Pourquoi cet ajout ?  Très certainement parce que la vérité dans l'histoire du Détective surgit elle aussi de manière déconcertante. Le jeune Thodoràkis, employé chez Praxitèlis  - en attendant une nomination aux écritures dans les bureaux de la sous-préfecture, nomination qui ne viendra jamais -, échafaude toute une théorie autour de la disparition inexpliquée d'un pauvre bougre de la petite ville, et s'aperçoit quinze ans plus tard, au détour d'une promenade nocturne, qu'il était dans l'erreur et qu'il a laissé filer l'amour de sa jeunesse :

Il n'y a pas de secret ici, pas de crimes dont les fils s'étendent au loin, pas de meurtres ou de vols. Aucune justice rendue à l'enquêteur, aucune suite, aucun triomphe. Il n'y a qu'une jeunesse perdue, une vie égarée, un rêve mensonger auquel, il le sait maintenant, il n'a jamais cru... Il s'est rassis sur le banc, a de nouveau caché son visage dans ses mains, a laissé couler ses larmes, sans un sanglot ; ce n'est qu'un humble chagrin, tout est fini.
Héraclite, c'était aussi la Grèce, comme Dimìtris Hatzis, comme Lycophron aussi (bien qu'alexandrin, il était grec par la langue). Et la colombe n'était-elle pas présente aussi dans le grand poème de l'Obscur ?

Vers 86 : Je vois courir une torche ailée
               vers l'enlèvement de la colombe si timide de la chienne à mourir

Vers 102 : Et un loup avait enlevé l'adolescente génisse incestueuse et garce
                 Il l'avait privée du fruit de ses semences : les deux colombes sombres.

Vers 131 :  il t'aura jeté hors de la colombe noire, la femme sans pudeur, qui te bouleversait de désirs

Selon Hérodote, c'était une colombe noire qui avait fondé l'oracle de Dodone, en Épire. L'Epire, en Grèce du Nord, est la région natale de Hatzis, "dans ces zones ambiguës, crépusculaires, très loin des clairs soleils du Sud ", écrit Volkovitch.

Noé et la colombe. Extrait de la Bible historiale (XIVe siècle)
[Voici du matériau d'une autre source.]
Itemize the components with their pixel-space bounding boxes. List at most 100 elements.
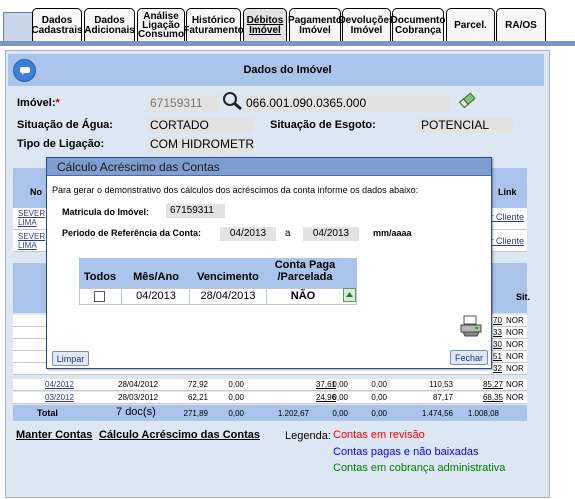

Si j’avais choisi ce texte, c’est aussi parce qu’il avait des résonances autobiographiques. J’avais à peu près l’âge de Thodoràkis et parfois je me demandais si je n’avais pas, comme lui, sacrifié à des rêves mensongers. Lisant la préface et les notes de Michel Volkovitch qui suivent la nouvelle, je m’aperçois qu’il a éprouvé le même sentiment inconfortable :

“La traduction de ce livre et sa publication furent un long feuilleton tragi-comique. Je ne raconterai ici que le début : la rencontre d'un étudiant de grec aux Langues-O, âgé de trente-trois ans, qui n'a encore jamais traduit, avec l'histoire de Thodoràkis et Va-et-viens. Je suis bouleversé. Je m'identifie, douloureusement, à ce jeune homme qui n'a encore rien fait de sa vie et attend le salut de ce qu'il écrit dans un cahier. Thodoràkis, mon frère. Traduire son histoire est une nécessité, un devoir. Je me lance, malgré mon grec rudimentaire, et ponds une version française maladroite sûrement (je l'ai perdue depuis). Je la soumets à mon prof de littérature grecque, Chrìstos Papàzoglou, qui ne me décourage pas. J'attendrai neuf ans avant de trouver un éditeur — ou plutôt deux ! Mais ceci est une autre histoire.
Vingt-six ans après, je relis «Le détective» avant de le mettre en ligne. J'ai eu plus de chance que le petit imprimeur, le contenu de mes cahiers désormais a plus d'un lecteur, la vie m'a comblé sur tous les plans. Quel chemin parcouru ! Quelle chance d'avoir pu me faire connaître ! Deux ou trois fois, au début de mon parcours, petit Poucet perdu dans la forêt éditoriale, j'aurais pu abandonner la partie et retomber dans le silence, moi aussi.”